From the Blog
: Typically the success of companies is measured through growth, revenue, and profits. Measuring these milestones is relatively straightforward and provides a good indicator on a company’s success or failure in the marketplace. Another equally important way that companies can achieve success – through innovation – lacks the same established metrics.
There are many different ways to achieve success, including growing sales of an existing product or optimizing manufacturing to improve yields and reduce costs. Pursuing these approaches exclusively will ultimately lead to a plateau; product lifecycles reach an endpoint due to changing markets and optimization brings increasingly diminishing returns. For a company to pursue continual growth, it needs to invest in solid innovation strategies to provide reliable sources of new growth.
One common approach to growth is adjacent innovation, where a company takes something it already does well and tries to reach a new set of users. However, knowing where to invest to encourage this kind of innovation is a complicated due to the lack of metrics. As a result, consistent innovation is often an elusive goal for many companies. To assist in the identification and design of effective metrics to measure innovation, Pleora Technologies surveyed businesses in the Kanata North Technology Park on their approach to innovation.
Surveyed companies that do measure innovation largely focus on two areas:
- The number of new ideas generated by employees or through a company-sponsored innovation process;
- Time required for these ideas to become profitable.
There are a few potential problems with this approach. Measuring the number of new ideas may encourage creativity, but generating a large number of ideas that don’t reflect the capabilities or culture of a company will have no benefit to its bottom line. Measuring time before profitability is problematic, in that it prioritizes short-term results where the best ideas may have a long return on investment.
Many of the companies surveyed acknowledged their dissatisfaction with their methods of measuring innovation and plan to revisit their metrics. Just over 40 percent of the surveyed companies reported that they have no metrics around innovation.
Using this data, Pleora has generated new metrics that could help businesses measure innovation more effectively.
Measuring the number of generated ideas is helpful, but it must be partnered with the number of implemented new ideas. How many ideas turn into projects and products? The number of acquired customers, new designs, patents and technical standards, profit, revenue percentage, and cost savings derived from innovation all help determine the bottom line value of ideas.

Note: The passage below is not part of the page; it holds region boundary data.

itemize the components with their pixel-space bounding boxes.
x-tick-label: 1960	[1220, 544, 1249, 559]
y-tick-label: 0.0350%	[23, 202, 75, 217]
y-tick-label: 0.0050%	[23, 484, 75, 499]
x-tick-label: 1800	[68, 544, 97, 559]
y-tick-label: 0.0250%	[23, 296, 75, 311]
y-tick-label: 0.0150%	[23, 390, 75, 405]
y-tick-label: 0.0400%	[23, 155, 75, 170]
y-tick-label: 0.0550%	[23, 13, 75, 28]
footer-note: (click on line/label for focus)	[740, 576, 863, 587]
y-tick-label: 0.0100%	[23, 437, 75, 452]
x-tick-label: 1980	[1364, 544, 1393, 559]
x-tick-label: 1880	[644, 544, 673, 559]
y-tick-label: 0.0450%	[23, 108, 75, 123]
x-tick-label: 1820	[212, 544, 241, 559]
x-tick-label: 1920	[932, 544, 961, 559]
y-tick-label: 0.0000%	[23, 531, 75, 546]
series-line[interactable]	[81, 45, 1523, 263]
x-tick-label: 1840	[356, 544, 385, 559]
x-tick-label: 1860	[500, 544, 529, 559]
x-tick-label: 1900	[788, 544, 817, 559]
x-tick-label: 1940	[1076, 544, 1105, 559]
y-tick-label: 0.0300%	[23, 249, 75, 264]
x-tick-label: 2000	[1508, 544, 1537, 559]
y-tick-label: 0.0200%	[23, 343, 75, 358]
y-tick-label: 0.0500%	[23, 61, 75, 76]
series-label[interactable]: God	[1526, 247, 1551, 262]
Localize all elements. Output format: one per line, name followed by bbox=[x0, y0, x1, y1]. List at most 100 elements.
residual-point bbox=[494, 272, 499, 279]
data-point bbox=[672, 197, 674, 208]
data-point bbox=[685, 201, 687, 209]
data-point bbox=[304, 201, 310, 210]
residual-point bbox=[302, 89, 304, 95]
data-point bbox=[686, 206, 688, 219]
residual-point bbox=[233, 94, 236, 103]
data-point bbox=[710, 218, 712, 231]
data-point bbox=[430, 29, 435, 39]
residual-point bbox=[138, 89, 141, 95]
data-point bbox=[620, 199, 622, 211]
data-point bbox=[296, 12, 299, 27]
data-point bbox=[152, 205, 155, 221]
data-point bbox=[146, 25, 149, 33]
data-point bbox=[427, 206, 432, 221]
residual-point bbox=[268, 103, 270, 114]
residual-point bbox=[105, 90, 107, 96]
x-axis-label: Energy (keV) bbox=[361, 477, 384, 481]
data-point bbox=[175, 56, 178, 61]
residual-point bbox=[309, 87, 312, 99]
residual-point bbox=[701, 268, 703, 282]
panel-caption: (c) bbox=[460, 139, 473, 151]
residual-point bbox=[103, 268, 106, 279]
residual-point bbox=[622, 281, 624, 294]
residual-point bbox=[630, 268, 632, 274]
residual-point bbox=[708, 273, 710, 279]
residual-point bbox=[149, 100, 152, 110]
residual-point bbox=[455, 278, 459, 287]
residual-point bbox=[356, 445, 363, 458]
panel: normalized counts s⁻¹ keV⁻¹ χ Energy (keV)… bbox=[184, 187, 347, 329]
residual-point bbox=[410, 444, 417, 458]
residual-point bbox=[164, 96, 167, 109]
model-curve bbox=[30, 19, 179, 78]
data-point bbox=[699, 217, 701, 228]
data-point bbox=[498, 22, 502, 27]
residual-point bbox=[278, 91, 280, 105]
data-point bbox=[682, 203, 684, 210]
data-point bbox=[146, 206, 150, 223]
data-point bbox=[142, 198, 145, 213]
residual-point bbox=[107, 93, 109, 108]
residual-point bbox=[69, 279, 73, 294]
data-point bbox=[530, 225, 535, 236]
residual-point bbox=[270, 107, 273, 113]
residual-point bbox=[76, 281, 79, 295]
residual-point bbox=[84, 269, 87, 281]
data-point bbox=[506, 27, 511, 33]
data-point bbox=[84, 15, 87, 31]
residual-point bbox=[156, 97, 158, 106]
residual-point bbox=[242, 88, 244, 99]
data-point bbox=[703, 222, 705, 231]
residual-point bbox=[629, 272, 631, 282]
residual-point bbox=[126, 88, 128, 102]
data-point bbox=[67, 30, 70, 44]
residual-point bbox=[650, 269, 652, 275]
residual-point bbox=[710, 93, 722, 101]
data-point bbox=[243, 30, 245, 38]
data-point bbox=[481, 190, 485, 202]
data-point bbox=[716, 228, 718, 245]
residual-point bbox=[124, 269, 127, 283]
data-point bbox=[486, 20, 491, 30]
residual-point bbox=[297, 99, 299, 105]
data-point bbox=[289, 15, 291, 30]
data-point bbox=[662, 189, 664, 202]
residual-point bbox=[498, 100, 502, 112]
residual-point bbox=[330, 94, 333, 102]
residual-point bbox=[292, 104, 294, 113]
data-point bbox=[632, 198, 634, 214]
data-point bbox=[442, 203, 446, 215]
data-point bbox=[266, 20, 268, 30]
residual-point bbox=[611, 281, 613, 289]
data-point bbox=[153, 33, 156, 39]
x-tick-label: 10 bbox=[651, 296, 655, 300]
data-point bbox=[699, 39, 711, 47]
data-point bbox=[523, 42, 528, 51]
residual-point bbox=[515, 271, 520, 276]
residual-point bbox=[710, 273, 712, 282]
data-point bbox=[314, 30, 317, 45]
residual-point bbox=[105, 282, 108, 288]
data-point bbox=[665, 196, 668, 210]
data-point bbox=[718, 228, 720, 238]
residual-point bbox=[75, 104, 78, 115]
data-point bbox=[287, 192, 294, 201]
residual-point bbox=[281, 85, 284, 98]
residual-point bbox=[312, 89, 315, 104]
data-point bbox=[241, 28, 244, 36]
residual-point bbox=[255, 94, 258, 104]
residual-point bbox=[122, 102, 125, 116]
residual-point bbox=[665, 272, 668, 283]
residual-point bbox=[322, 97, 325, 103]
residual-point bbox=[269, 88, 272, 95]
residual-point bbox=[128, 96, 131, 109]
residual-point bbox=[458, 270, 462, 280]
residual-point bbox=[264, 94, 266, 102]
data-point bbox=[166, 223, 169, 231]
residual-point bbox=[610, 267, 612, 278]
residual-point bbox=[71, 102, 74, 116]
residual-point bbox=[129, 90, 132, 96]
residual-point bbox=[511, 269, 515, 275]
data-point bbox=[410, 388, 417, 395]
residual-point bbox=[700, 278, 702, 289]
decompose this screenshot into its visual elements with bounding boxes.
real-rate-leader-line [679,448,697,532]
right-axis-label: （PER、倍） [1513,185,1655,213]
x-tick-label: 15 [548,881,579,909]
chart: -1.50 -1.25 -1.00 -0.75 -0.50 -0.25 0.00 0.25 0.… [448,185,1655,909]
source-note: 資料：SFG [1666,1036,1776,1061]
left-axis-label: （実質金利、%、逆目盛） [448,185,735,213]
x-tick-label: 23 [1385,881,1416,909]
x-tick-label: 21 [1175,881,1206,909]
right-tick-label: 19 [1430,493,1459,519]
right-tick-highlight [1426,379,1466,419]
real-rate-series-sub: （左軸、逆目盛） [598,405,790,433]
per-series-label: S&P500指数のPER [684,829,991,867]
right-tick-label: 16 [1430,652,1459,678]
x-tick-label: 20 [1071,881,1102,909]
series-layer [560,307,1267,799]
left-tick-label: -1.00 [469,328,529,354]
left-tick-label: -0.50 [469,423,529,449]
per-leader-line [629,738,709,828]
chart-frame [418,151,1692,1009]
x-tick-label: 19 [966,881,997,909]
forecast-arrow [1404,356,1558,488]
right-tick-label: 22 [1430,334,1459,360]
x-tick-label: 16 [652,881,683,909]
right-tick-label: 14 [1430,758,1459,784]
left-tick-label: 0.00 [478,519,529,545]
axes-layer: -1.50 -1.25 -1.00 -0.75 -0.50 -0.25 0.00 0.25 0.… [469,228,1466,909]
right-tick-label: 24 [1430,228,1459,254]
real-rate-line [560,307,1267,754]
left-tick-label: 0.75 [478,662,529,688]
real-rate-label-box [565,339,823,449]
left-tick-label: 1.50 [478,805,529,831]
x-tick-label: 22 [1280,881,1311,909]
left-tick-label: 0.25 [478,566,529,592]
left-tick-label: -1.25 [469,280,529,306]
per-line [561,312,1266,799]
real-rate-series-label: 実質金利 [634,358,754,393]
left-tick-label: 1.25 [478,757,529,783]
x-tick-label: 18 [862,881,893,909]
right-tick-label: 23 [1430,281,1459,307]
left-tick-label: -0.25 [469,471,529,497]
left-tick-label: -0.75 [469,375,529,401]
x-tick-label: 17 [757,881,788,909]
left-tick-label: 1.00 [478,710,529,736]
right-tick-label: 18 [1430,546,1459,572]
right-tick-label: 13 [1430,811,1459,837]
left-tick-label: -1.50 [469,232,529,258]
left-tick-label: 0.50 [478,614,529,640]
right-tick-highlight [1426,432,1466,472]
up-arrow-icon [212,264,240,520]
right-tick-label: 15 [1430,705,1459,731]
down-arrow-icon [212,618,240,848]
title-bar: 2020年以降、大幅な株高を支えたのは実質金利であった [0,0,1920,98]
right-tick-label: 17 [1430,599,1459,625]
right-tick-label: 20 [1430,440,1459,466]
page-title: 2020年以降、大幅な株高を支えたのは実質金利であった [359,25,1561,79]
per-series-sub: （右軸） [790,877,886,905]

Surveyed companies often highlighted that they struggle with encouraging new ideas. Providing an online resource for employees to easily post new ideas is one solution. A committee can then review submissions and begin development on good ideas, while also providing feedback on rejected suggestions. This helps provide employees with a formalized means to submit ideas, while eliminating ineffective and impractical suggestions early on to prevent wasting resources.
A company “town hall” highlighting successful ideas could compliment the online resource and create an innovation-friendly company culture that encourages all employees to share. Providing a quarterly reward for the best idea could be a good incentive for bringing strong, applicable, and creative ideas to the table. Having this kind of open-minded workplace can also make a company a more enticing workplace for employees.
Due to the unpredictability of innovation, metrics that measure innovation aren’t as foolproof or reliable as the tried-and-true growth, revenue, and profits. However, the use of metrics can increase the awareness around encouraging innovation, and be a useful tool in tracking success in the innovation process.